The voters are not being entirely unfair. Trump deserves the lion's share of the blame for pulling out of the deal and doing everything he could to destroy the agreement. But Biden had a golden opportunity to rejoin the deal via executive order during his first week in office, as he did with the Paris Agreement on climate change and the World Health Organization. Instead, he chose to keep Trump’s sanctions in place and to negotiate his way back into the Joint Comprehensive Plan of Action (the Iran deal or the JCPOA) only after first spending valuable months consulting with the three countries that had pressed Trump to pull out of the deal in the first place — Saudi Arabia, Israel and the United Arab Emirates — all while insisting that Iran had to take the first step.
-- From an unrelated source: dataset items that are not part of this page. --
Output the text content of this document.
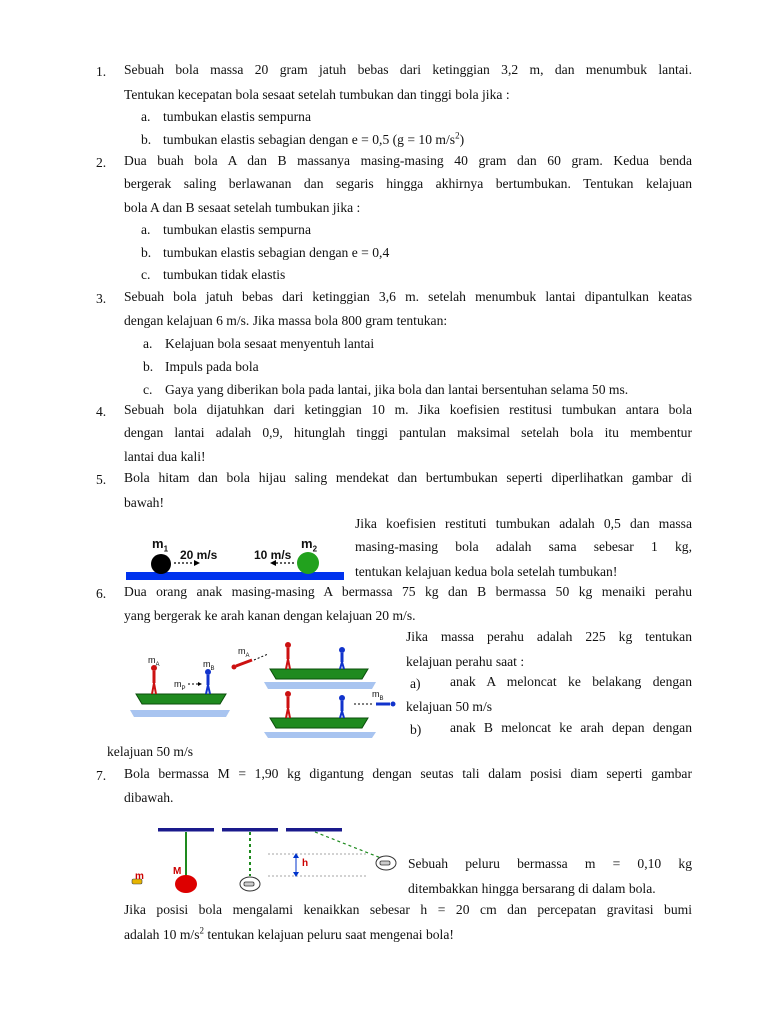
1. Sebuah bola massa 20 gram jatuh bebas dari ketinggian 3,2 m, dan menumbuk lantai.
Tentukan kecepatan bola sesaat setelah tumbukan dan tinggi bola jika :
a. tumbukan elastis sempurna
b. tumbukan elastis sebagian dengan e = 0,5 (g = 10 $m/s^2$)
2. Dua buah bola A dan B massanya masing-masing 40 gram dan 60 gram. Kedua benda
bergerak saling berlawanan dan segaris hingga akhirnya bertumbukan. Tentukan kelajuan
bola A dan B sesaat setelah tumbukan jika :
a. tumbukan elastis sempurna
b. tumbukan elastis sebagian dengan e = 0,4
c. tumbukan tidak elastis
3. Sebuah bola jatuh bebas dari ketinggian 3,6 m. setelah menumbuk lantai dipantulkan keatas
dengan kelajuan 6 m/s. Jika massa bola 800 gram tentukan:
a. Kelajuan bola sesaat menyentuh lantai
b. Impuls pada bola
c. Gaya yang diberikan bola pada lantai, jika bola dan lantai bersentuhan selama 50 ms.
4. Sebuah bola dijatuhkan dari ketinggian 10 m. Jika koefisien restitusi tumbukan antara bola
dengan lantai adalah 0,9, hitunglah tinggi pantulan maksimal setelah bola itu membentur
lantai dua kali!
5. Bola hitam dan bola hijau saling mendekat dan bertumbukan seperti diperlihatkan gambar di
bawah!
Jika koefisien restituti tumbukan adalah 0,5 dan massa
masing-masing bola adalah sama sebesar 1 kg,
tentukan kelajuan kedua bola setelah tumbukan!
$m_1$ 20 m/s	10 m/s
$m_2$
6. Dua orang anak masing-masing A bermassa 75 kg dan B bermassa 50 kg menaiki perahu
yang bergerak ke arah kanan dengan kelajuan 20 m/s.
Jika massa perahu adalah 225 kg tentukan
kelajuan perahu saat :
a) anak A meloncat ke belakang dengan
kelajuan 50 m/s
b) anak B meloncat ke arah depan dengan
kelajuan 50 m/s
$m_A$	$m_B$
$m_P$
$m_A$
$m_B$
7. Bola bermassa M = 1,90 kg digantung dengan seutas tali dalam posisi diam seperti gambar
dibawah.
Sebuah peluru bermassa m = 0,10 kg
ditembakkan hingga bersarang di dalam bola.
Jika posisi bola mengalami kenaikkan sebesar h = 20 cm dan percepatan gravitasi bumi
adalah 10 $m/s^2$ tentukan kelajuan peluru saat mengenai bola!
m	M
h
Israel, the UAE and Saudi Arabia all prevailed on Biden not to “rush back into” the agreement. “Is he lying awake at night worrying about this? He’s probably got other things to worry him more,” a well-placed source told Politico.

Tehran perceived these early actions of the Biden administration with a distrustful eye. The Iranians believed Biden aimed to prolong Iran’s suffering under Trump’s sanctions to weaken it and force Iran to accept stricter terms. Iran’s response was as predictable as it was dangerous: If Biden pressures Iran with Trump’s sanctions, Iran will counter-pressure the U.S. by expanding its nuclear activities even further. And some of the most problematic Iranian escalations, such as increasing uranium enrichment to 60%, came during Biden's watch, not Trump’s.

In short, Biden’s fumbling of diplomacy in his early months poisoned the atmosphere and made a bad situation worse. The Iranians then added to the problems both by refusing to engage directly with the U.S. and by doing their own fair share of time-wasting.

But the polls should remind the White House that if talks fail, it will be seen as much as their failure as that of Trump and Iran.

Still, there is plenty of good news in the polls. American voters overwhelmingly prefer the nuclear issue to be resolved diplomatically over taking military action — 78% versus 12%. And 67% of voters support a renewal of the JCPOA, the Iran deal, with only 20% opposing it. Among Democrats, the support is even stronger: 82% of Democrats want to see the JCPOA renewed.

Whether the JCPOA is revived or not does not depend solely on Biden, of course. It will take flexibility and political will from both sides to get to yes. But the president has significant control over this issue. Biden should do all in his power to revive the deal, not only because of the blame he will shoulder if he fails or the support from the public he will earn if he succeeds, or even the obvious security benefits the deal brings to the U.S., but also to avoid a disastrous three-front crisis that America can ill-afford.